The first step, where the wort is prepared by mixing the starch source with hot water, is known as [[Textarea]]. Hot water is mixed with crushed malt or malts in a mash tun. The mashing process takes around [[CheckBox]], during which the starches are converted to sugars, and then the sweet wort is drained off the grains. The grains are now washed in a process known as [[Radio]]. This washing allows the brewer to gather [[DropDownList]] the fermentable liquid from the grains as possible.
There are two array lists got after manipulating the string:
Result:
Normal Text ArrayList { "The first step, where the wort is prepared by mixing the starch source with hot water, is known as ", ". Hot water is mixed with crushed malt or malts in a mash tun. The mashing process takes around ", ", during which the starches are converted to sugars, and then the sweet wort is drained off the grains. The grains are now washed in a process known as ", ". This washing allows the brewer to gather ", " the fermentable liquid from the grains as possible." }
Token Text ArrayList { "[[Textarea]]", "[[CheckBox]]", "[[Radio]]", "[[DropDownList]]" }
The two array lists, one is normal text array list has 5 elements which are texts before or after the token, the other is token text array list has 4 elements which are token texts inside of the string.
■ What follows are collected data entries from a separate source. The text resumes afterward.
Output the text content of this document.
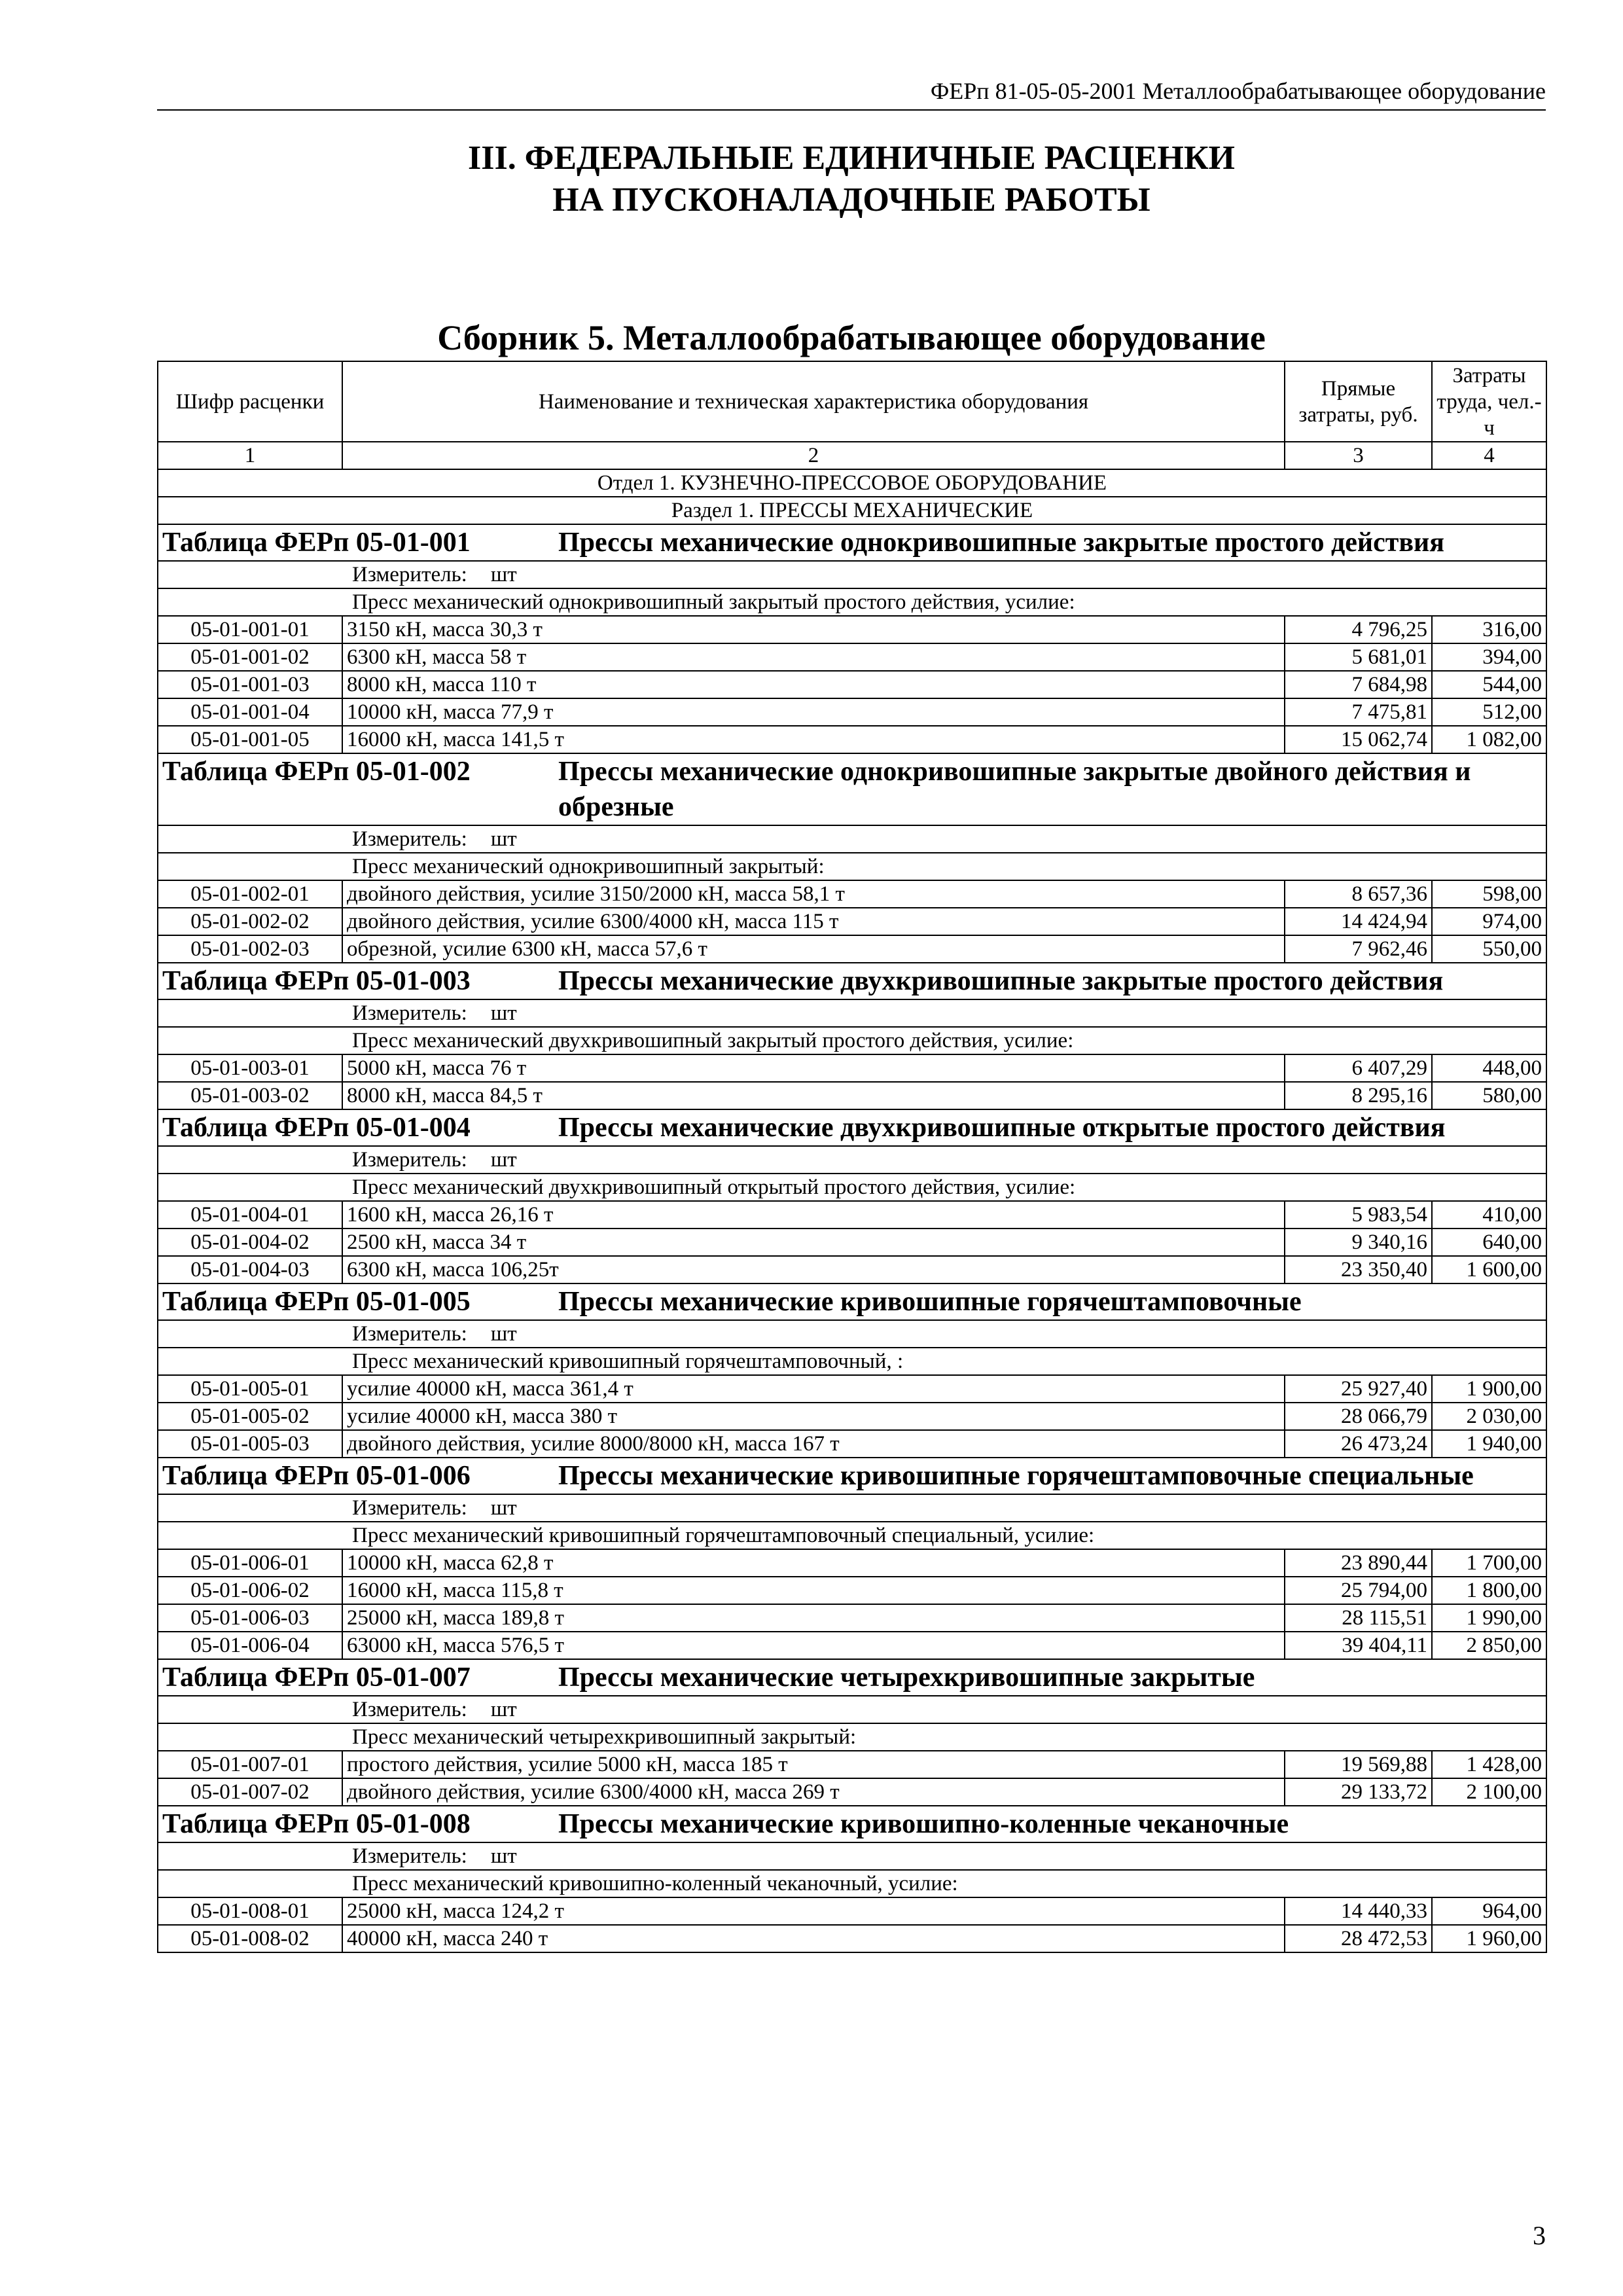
ФЕРп 81-05-05-2001 Металлообрабатывающее оборудование
III. ФЕДЕРАЛЬНЫЕ ЕДИНИЧНЫЕ РАСЦЕНКИ
НА ПУСКОНАЛАДОЧНЫЕ РАБОТЫ
Сборник 5. Металлообрабатывающее оборудование
Шифр расценки	Наименование и техническая характеристика оборудования	Прямые затраты, руб.	Затраты труда, чел.-ч
1	2	3	4
Отдел 1. КУЗНЕЧНО-ПРЕССОВОЕ ОБОРУДОВАНИЕ			
Раздел 1. ПРЕССЫ МЕХАНИЧЕСКИЕ			

Таблица ФЕРп 05-01-001 Прессы механические однокривошипные закрытые простого действия			

Измеритель: шт			
Пресс механический однокривошипный закрытый простого действия, усилие:			
05-01-001-01	3150 кН, масса 30,3 т	4 796,25	316,00
05-01-001-02	6300 кН, масса 58 т	5 681,01	394,00
05-01-001-03	8000 кН, масса 110 т	7 684,98	544,00
05-01-001-04	10000 кН, масса 77,9 т	7 475,81	512,00
05-01-001-05	16000 кН, масса 141,5 т	15 062,74	1 082,00

Таблица ФЕРп 05-01-002 Прессы механические однокривошипные закрытые двойного действия и обрезные			

Измеритель: шт			
Пресс механический однокривошипный закрытый:			
05-01-002-01	двойного действия, усилие 3150/2000 кН, масса 58,1 т	8 657,36	598,00
05-01-002-02	двойного действия, усилие 6300/4000 кН, масса 115 т	14 424,94	974,00
05-01-002-03	обрезной, усилие 6300 кН, масса 57,6 т	7 962,46	550,00

Таблица ФЕРп 05-01-003 Прессы механические двухкривошипные закрытые простого действия			

Измеритель: шт			
Пресс механический двухкривошипный закрытый простого действия, усилие:			
05-01-003-01	5000 кН, масса 76 т	6 407,29	448,00
05-01-003-02	8000 кН, масса 84,5 т	8 295,16	580,00

Таблица ФЕРп 05-01-004 Прессы механические двухкривошипные открытые простого действия			

Измеритель: шт			
Пресс механический двухкривошипный открытый простого действия, усилие:			
05-01-004-01	1600 кН, масса 26,16 т	5 983,54	410,00
05-01-004-02	2500 кН, масса 34 т	9 340,16	640,00
05-01-004-03	6300 кН, масса 106,25т	23 350,40	1 600,00

Таблица ФЕРп 05-01-005 Прессы механические кривошипные горячештамповочные			

Измеритель: шт			
Пресс механический кривошипный горячештамповочный, :			
05-01-005-01	усилие 40000 кН, масса 361,4 т	25 927,40	1 900,00
05-01-005-02	усилие 40000 кН, масса 380 т	28 066,79	2 030,00
05-01-005-03	двойного действия, усилие 8000/8000 кН, масса 167 т	26 473,24	1 940,00

Таблица ФЕРп 05-01-006 Прессы механические кривошипные горячештамповочные специальные			

Измеритель: шт			
Пресс механический кривошипный горячештамповочный специальный, усилие:			
05-01-006-01	10000 кН, масса 62,8 т	23 890,44	1 700,00
05-01-006-02	16000 кН, масса 115,8 т	25 794,00	1 800,00
05-01-006-03	25000 кН, масса 189,8 т	28 115,51	1 990,00
05-01-006-04	63000 кН, масса 576,5 т	39 404,11	2 850,00

Таблица ФЕРп 05-01-007 Прессы механические четырехкривошипные закрытые			

Измеритель: шт			
Пресс механический четырехкривошипный закрытый:			
05-01-007-01	простого действия, усилие 5000 кН, масса 185 т	19 569,88	1 428,00
05-01-007-02	двойного действия, усилие 6300/4000 кН, масса 269 т	29 133,72	2 100,00

Таблица ФЕРп 05-01-008 Прессы механические кривошипно-коленные чеканочные			

Измеритель: шт			
Пресс механический кривошипно-коленный чеканочный, усилие:			
05-01-008-01	25000 кН, масса 124,2 т	14 440,33	964,00
05-01-008-02	40000 кН, масса 240 т	28 472,53	1 960,00
3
This works can be done which technique of cut and substring, but it is too hard for a long long text, and will be easily to get error and some time cannot get what I want. If there are some help in this issue, please post in C# because I am using C# to do this task.
Upvotes: 0
Views: 137
Reputation: 239654
This seems to do the job (although note that at the moment, my tokens
array contains the plain tokens, rather than them being wrapped with [[
and ]]
:
var inp = @"The first step, where the wort is prepared by mixing the starch source with hot water, is known as [[Textarea]]. Hot water is mixed with crushed malt or malts in a mash tun. The mashing process takes around [[CheckBox]], during which the starches are converted to sugars, and then the sweet wort is drained off the grains. The grains are now washed in a process known as [[Radio]]. This washing allows the brewer to gather [[DropDownList]] the fermentable liquid from the grains as possible.";
var step1 = inp.Split(new string[] { "[[" }, StringSplitOptions.None);
//step1 should now contain one string that's due to go into normal, followed by n strings which need to be further split
var step2 = step1.Skip(1).Select(a => a.Split(new string[] { "]]" }, StringSplitOptions.None));
//step2 should now contain pairs of strings - the first of which are the tokens, the second of which are normal strings.
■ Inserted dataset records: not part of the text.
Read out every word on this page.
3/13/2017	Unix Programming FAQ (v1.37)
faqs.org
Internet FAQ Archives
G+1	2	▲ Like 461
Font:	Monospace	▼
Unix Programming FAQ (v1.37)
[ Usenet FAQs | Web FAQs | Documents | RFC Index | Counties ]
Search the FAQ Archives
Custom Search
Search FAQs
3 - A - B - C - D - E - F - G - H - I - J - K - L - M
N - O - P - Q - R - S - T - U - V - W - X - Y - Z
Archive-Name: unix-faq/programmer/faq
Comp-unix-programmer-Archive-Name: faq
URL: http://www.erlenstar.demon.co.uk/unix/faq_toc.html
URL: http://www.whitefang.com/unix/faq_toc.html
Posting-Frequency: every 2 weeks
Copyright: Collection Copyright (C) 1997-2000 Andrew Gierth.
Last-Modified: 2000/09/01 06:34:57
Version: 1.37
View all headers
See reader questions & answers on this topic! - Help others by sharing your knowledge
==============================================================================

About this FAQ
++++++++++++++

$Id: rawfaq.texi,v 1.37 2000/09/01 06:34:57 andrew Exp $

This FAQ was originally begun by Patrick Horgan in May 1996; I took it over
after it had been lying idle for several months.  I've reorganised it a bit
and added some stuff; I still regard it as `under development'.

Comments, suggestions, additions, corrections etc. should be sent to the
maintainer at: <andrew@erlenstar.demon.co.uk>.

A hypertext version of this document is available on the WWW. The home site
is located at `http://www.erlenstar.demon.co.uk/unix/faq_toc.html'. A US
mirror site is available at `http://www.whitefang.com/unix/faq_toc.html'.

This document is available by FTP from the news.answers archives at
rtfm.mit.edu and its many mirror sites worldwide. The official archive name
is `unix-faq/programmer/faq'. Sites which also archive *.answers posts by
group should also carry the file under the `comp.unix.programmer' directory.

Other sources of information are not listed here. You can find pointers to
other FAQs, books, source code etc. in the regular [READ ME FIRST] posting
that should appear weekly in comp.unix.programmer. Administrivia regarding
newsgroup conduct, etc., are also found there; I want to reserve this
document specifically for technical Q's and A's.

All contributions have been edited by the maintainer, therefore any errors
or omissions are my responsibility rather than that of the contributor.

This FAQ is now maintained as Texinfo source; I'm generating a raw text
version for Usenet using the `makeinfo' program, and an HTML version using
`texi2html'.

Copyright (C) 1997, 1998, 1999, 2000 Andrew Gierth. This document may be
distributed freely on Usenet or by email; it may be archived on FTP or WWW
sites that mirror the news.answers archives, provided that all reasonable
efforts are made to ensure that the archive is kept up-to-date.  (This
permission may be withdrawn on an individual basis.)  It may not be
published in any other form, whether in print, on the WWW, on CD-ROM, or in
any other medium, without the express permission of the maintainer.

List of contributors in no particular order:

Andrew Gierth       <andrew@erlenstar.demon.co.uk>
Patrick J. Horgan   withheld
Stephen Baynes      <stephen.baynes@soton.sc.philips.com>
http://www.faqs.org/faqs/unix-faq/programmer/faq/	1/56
var normal = step1.Take(1).Concat(step2.Select(a => a[1])).ToArray();
var tokens = step2.Select(a => a[0]).ToArray();
This also assumes that there are no unbalanced [[
and ]]
sequences in the input.
The observations that went into this solution: If you were to split the string first around each [[
pair in the original text, then the first output string has already been produced. Furthermore, every string after that first one consists of a token, the ]]
pair, and a normal text. E.g. the second result in step1
is: "Textarea]]. Hot water is mixed with crushed malt or malts in a mash tun. The mashing process takes around "
So, if you split these other results around the ]]
pairs, then the first result is a token, and the second result is a normal string.
Upvotes: 1